196	38.2	3.7	13.8	7.6
197	94.2	4.9	8.1	9.7
198	177.0	9.3	6.4	12.8
199	283.6	42.0	66.2	25.5
200	232.1	8.6	8.7	13.4

200 rows × 4 columns

Q1: Hypothesis Test#

✅ Do this: Use the statsmodels package to fit the model $$ \texttt{Sales} = \beta_0 + \beta_1 \cdot \texttt{TV} + \beta_2\cdot \texttt{Radio} + \beta_3\cdot \texttt{Newspaper} $$ What is the equation for the model learned?

##Your code here###

##YOUR ANSWER HERE##

✅ Do this: Use the summary command for the trained model class to determine the F-statistic for this model.

##YOUR CODE HERE##

✅ Do this: What are the null and alternative hypotheses for the test this statistic is used for?

###YOUR ANSWER HERE##

✅ Do this: What is your conclusion of the test given this F-score?

##YOUR ANSWER HERE##

Great, you got to here!

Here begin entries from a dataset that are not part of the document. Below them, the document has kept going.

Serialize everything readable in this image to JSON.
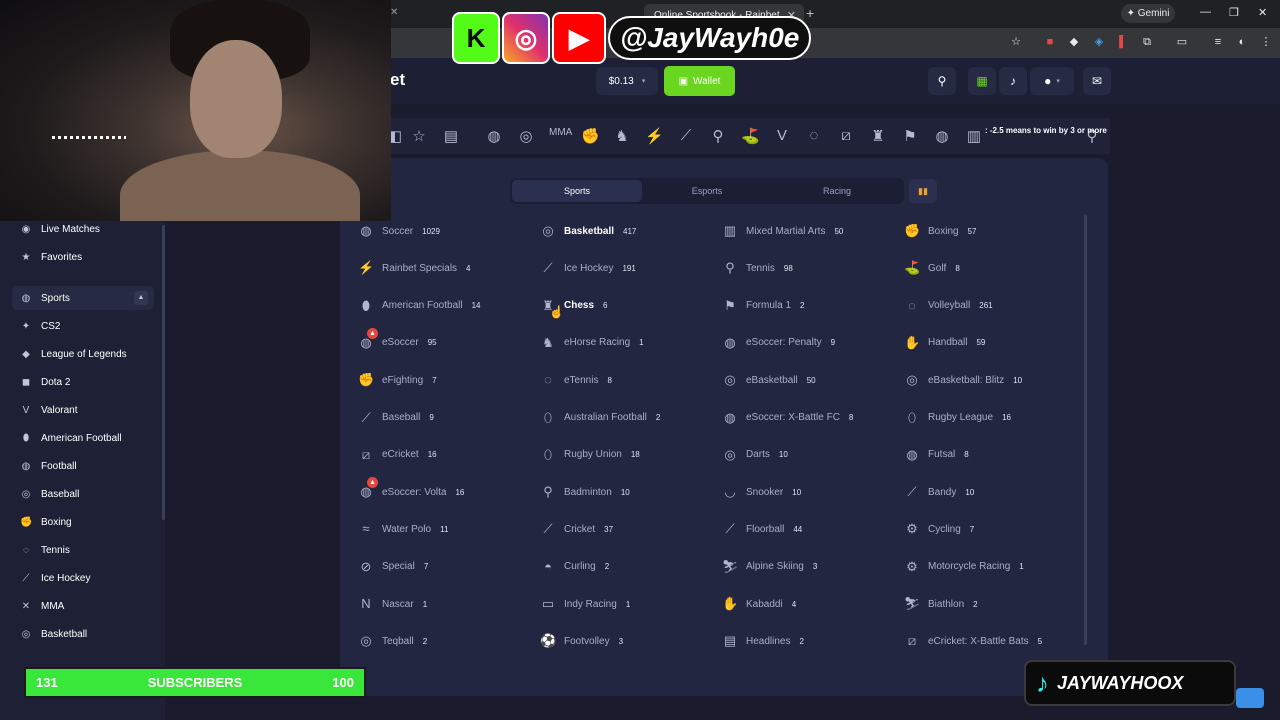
{
  "browser": {
    "active_tab_title": "Online Sportsbook - Rainbet",
    "gemini_label": "Gemini"
  },
  "header": {
    "logo_fragment": "et",
    "balance": "$0.13",
    "wallet_label": "Wallet"
  },
  "ticker_text": ": -2.5 means to win by 3 or more",
  "sidebar": {
    "items": [
      {
        "label": "Live Matches",
        "icon": "live-icon"
      },
      {
        "label": "Favorites",
        "icon": "star-icon"
      },
      {
        "label": "Sports",
        "icon": "ball-icon",
        "active": true
      },
      {
        "label": "CS2",
        "icon": "cs2-icon"
      },
      {
        "label": "League of Legends",
        "icon": "lol-icon"
      },
      {
        "label": "Dota 2",
        "icon": "dota-icon"
      },
      {
        "label": "Valorant",
        "icon": "valorant-icon"
      },
      {
        "label": "American Football",
        "icon": "american-football-icon"
      },
      {
        "label": "Football",
        "icon": "football-icon"
      },
      {
        "label": "Baseball",
        "icon": "baseball-icon"
      },
      {
        "label": "Boxing",
        "icon": "boxing-icon"
      },
      {
        "label": "Tennis",
        "icon": "tennis-icon"
      },
      {
        "label": "Ice Hockey",
        "icon": "ice-hockey-icon"
      },
      {
        "label": "MMA",
        "icon": "mma-icon"
      },
      {
        "label": "Basketball",
        "icon": "basketball-icon"
      }
    ]
  },
  "panel": {
    "tabs": [
      "Sports",
      "Esports",
      "Racing"
    ],
    "active_tab": "Sports",
    "columns": [
      [
        {
          "name": "Soccer",
          "count": "1029"
        },
        {
          "name": "Rainbet Specials",
          "count": "4"
        },
        {
          "name": "American Football",
          "count": "14"
        },
        {
          "name": "eSoccer",
          "count": "95",
          "hot": true
        },
        {
          "name": "eFighting",
          "count": "7"
        },
        {
          "name": "Baseball",
          "count": "9"
        },
        {
          "name": "eCricket",
          "count": "16"
        },
        {
          "name": "eSoccer: Volta",
          "count": "16",
          "hot": true
        },
        {
          "name": "Water Polo",
          "count": "11"
        },
        {
          "name": "Special",
          "count": "7"
        },
        {
          "name": "Nascar",
          "count": "1"
        },
        {
          "name": "Teqball",
          "count": "2"
        }
      ],
      [
        {
          "name": "Basketball",
          "count": "417",
          "highlight": true
        },
        {
          "name": "Ice Hockey",
          "count": "191"
        },
        {
          "name": "Chess",
          "count": "6",
          "highlight": true
        },
        {
          "name": "eHorse Racing",
          "count": "1"
        },
        {
          "name": "eTennis",
          "count": "8"
        },
        {
          "name": "Australian Football",
          "count": "2"
        },
        {
          "name": "Rugby Union",
          "count": "18"
        },
        {
          "name": "Badminton",
          "count": "10"
        },
        {
          "name": "Cricket",
          "count": "37"
        },
        {
          "name": "Curling",
          "count": "2"
        },
        {
          "name": "Indy Racing",
          "count": "1"
        },
        {
          "name": "Footvolley",
          "count": "3"
        }
      ],
      [
        {
          "name": "Mixed Martial Arts",
          "count": "50"
        },
        {
          "name": "Tennis",
          "count": "98"
        },
        {
          "name": "Formula 1",
          "count": "2"
        },
        {
          "name": "eSoccer: Penalty",
          "count": "9"
        },
        {
          "name": "eBasketball",
          "count": "50"
        },
        {
          "name": "eSoccer: X-Battle FC",
          "count": "8"
        },
        {
          "name": "Darts",
          "count": "10"
        },
        {
          "name": "Snooker",
          "count": "10"
        },
        {
          "name": "Floorball",
          "count": "44"
        },
        {
          "name": "Alpine Skiing",
          "count": "3"
        },
        {
          "name": "Kabaddi",
          "count": "4"
        },
        {
          "name": "Headlines",
          "count": "2"
        }
      ],
      [
        {
          "name": "Boxing",
          "count": "57"
        },
        {
          "name": "Golf",
          "count": "8"
        },
        {
          "name": "Volleyball",
          "count": "261"
        },
        {
          "name": "Handball",
          "count": "59"
        },
        {
          "name": "eBasketball: Blitz",
          "count": "10"
        },
        {
          "name": "Rugby League",
          "count": "16"
        },
        {
          "name": "Futsal",
          "count": "8"
        },
        {
          "name": "Bandy",
          "count": "10"
        },
        {
          "name": "Cycling",
          "count": "7"
        },
        {
          "name": "Motorcycle Racing",
          "count": "1"
        },
        {
          "name": "Biathlon",
          "count": "2"
        },
        {
          "name": "eCricket: X-Battle Bats",
          "count": "5"
        }
      ]
    ]
  },
  "overlay": {
    "social_handle": "@JayWayh0e",
    "subs_current": "131",
    "subs_label": "SUBSCRIBERS",
    "subs_goal": "100",
    "tiktok_handle": "JAYWAYHOOX"
  },
  "colors": {
    "accent_green": "#6bd61f",
    "panel_bg": "#232640",
    "hot_badge": "#e8453c"
  }
}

Hang out for a bit, there’s more lecture before we go on to the next portion.

Q2: Subsets of variables#

✅ Q: List all 6 subsets of the three variables being used.

Your answer here

✅ Do this: Below is a command to get the RSS for the statsmodel linear fit. For each of the subsets listed above, what is the RSS for the learned model? Which is smallest?

def statsmodelRSS(est):
    # Returns the RSS for the statsmodel ols class
    return np.sum(est.resid**2)

est.ssr
# print(statsmodelRSS(est))

556.8252629021874

##YOUR ANSWER HERE##

Congratulations, we’re done!#

Initially created by Dr. Liz Munch, modified by Dr.Lianzhang Bao and Dr. Firas Khasawneh, Michigan State University
This work is licensed under a Creative Commons Attribution-NonCommercial 4.0 International License.